Once into Mexico, Romney continued south 90 miles to the Piedras Verdes River valley, where he had been instructed by church leaders to help found a polygamist colony, which became known as Colonia Juárez. There polygamy would thrive beyond the authoritarian reach of the United States government and its intolerant citizenry. Mitt Romney’s father, George, the future governor of Michigan, was born there in 1907 to Gaskell Romney, one of Miles’s sons by his first wife Hannah.
On a calm, sweltering fall day in 2012, the phone rings in a Palm Springs condo; it is answered by the genial-sounding voice of Douglas Wayne Romney, age 67.
His grandfather was Orin Romney, Sr., a son of Miles Park Romney and half-brother of Gaskell Romney, which makes Douglas a relatively distant cousin to Mitt (but still family, which counts for a lot among Romneys). Gaskell’s mother was Miles Park Romney’s first wife Hannah Hood Hill; Orin was born to Miles Park Romney’s fourth wife, Alice Marie “Annie” Woodbury, a school teacher.

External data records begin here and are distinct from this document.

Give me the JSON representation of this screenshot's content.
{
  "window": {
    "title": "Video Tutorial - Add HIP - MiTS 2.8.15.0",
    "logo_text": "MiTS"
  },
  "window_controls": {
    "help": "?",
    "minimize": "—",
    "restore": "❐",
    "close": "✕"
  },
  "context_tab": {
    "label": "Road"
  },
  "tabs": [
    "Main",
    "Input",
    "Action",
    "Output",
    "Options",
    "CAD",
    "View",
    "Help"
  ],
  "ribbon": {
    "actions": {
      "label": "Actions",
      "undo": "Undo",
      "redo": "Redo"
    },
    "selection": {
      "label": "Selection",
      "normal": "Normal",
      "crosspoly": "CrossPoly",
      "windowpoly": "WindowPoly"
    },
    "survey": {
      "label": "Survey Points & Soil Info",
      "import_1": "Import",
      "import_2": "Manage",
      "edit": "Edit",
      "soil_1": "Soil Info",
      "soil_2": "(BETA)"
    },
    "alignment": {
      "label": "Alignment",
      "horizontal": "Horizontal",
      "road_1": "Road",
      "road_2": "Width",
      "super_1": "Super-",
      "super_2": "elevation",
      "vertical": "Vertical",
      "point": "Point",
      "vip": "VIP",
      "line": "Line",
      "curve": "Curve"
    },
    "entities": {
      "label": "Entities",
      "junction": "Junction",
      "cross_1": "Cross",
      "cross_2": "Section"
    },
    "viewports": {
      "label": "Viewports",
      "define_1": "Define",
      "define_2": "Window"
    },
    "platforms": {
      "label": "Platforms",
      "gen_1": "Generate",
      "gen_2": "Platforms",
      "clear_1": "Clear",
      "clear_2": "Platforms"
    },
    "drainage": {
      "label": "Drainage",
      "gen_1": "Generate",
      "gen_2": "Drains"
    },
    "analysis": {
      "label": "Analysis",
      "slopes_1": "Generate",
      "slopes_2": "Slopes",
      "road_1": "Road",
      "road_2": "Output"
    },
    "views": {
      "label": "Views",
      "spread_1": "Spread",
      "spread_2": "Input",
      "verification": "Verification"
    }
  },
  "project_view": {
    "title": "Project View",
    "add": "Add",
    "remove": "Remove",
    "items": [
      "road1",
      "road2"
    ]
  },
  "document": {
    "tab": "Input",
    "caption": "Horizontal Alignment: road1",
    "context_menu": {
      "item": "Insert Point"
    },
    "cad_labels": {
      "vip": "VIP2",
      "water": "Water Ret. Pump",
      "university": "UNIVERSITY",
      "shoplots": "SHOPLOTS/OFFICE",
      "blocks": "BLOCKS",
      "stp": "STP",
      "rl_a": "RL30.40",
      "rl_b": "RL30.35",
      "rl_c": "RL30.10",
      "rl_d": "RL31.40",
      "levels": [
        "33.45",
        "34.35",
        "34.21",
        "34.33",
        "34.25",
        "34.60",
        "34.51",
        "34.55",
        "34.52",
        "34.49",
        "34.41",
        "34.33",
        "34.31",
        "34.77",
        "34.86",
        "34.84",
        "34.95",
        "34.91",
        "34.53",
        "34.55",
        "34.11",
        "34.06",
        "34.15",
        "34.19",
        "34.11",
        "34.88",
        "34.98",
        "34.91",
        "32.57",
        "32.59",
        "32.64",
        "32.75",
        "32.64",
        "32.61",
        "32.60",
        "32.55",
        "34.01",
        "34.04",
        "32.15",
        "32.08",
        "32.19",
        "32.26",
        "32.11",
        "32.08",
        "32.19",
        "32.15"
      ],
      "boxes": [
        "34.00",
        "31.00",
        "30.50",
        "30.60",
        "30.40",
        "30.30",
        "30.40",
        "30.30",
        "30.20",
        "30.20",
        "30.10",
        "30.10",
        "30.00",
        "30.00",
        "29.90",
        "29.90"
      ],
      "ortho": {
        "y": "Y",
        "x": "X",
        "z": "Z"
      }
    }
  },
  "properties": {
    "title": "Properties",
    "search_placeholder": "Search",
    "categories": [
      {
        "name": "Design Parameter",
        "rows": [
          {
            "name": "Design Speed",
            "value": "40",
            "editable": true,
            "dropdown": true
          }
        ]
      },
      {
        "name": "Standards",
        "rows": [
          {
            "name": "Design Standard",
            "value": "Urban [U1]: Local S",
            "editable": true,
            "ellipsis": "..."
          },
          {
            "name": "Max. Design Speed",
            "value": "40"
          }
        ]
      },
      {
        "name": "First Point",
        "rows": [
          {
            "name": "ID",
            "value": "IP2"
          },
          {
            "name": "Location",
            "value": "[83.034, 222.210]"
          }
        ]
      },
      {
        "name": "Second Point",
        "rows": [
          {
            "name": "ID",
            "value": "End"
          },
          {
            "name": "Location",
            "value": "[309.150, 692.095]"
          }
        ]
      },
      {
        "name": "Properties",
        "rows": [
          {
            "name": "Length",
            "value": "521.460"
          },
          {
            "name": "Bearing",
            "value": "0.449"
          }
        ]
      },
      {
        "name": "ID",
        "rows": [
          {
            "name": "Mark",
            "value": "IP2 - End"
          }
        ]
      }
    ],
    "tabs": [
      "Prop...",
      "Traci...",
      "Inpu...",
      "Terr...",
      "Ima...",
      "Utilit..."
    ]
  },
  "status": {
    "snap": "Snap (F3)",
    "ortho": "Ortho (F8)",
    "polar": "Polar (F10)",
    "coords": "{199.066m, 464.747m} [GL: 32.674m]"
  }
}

Douglas, or Doug as he is known, is well acquainted with the family’s history in Mexico, how the Romneys prospered there for many years, cultivating vast tracts of idyllic farmland. Then, in July 1912, Mexican revolutionaries besieged the colony, causing Gaskell and his family, including his only wife and five-year-old son George, to hastily pack their bags and flee north across the border to El Paso. They would never return.
Doug’s clan remained in their Mexico colony throughout the most violent days of the revolution, later passing down stories of collecting the bullets left by marauding revolutionaries. Many Romneys are still there, though Doug’s father and grandfather and their families eventually returned to the United States.
“My father came out of Mexico a year or two before World War II,” Doug recalls. His parents, who met in Mexico, were married in the Salt Lake Temple in May 1941. It is a sacred place, which, to nonbelievers (known as “gentiles” by church members) is strictly off limits. His mother went to the University of Utah, was a missionary in New York for two years, and was a member of the church’s General Board of the Young Women’s Mutual Improvement Association.
Doug was born in the hospital at Hill Air Force Base, Hillfield, Utah, in 1945, and grew up in the Salt Lake City and Bountiful, Utah, of the 1950s.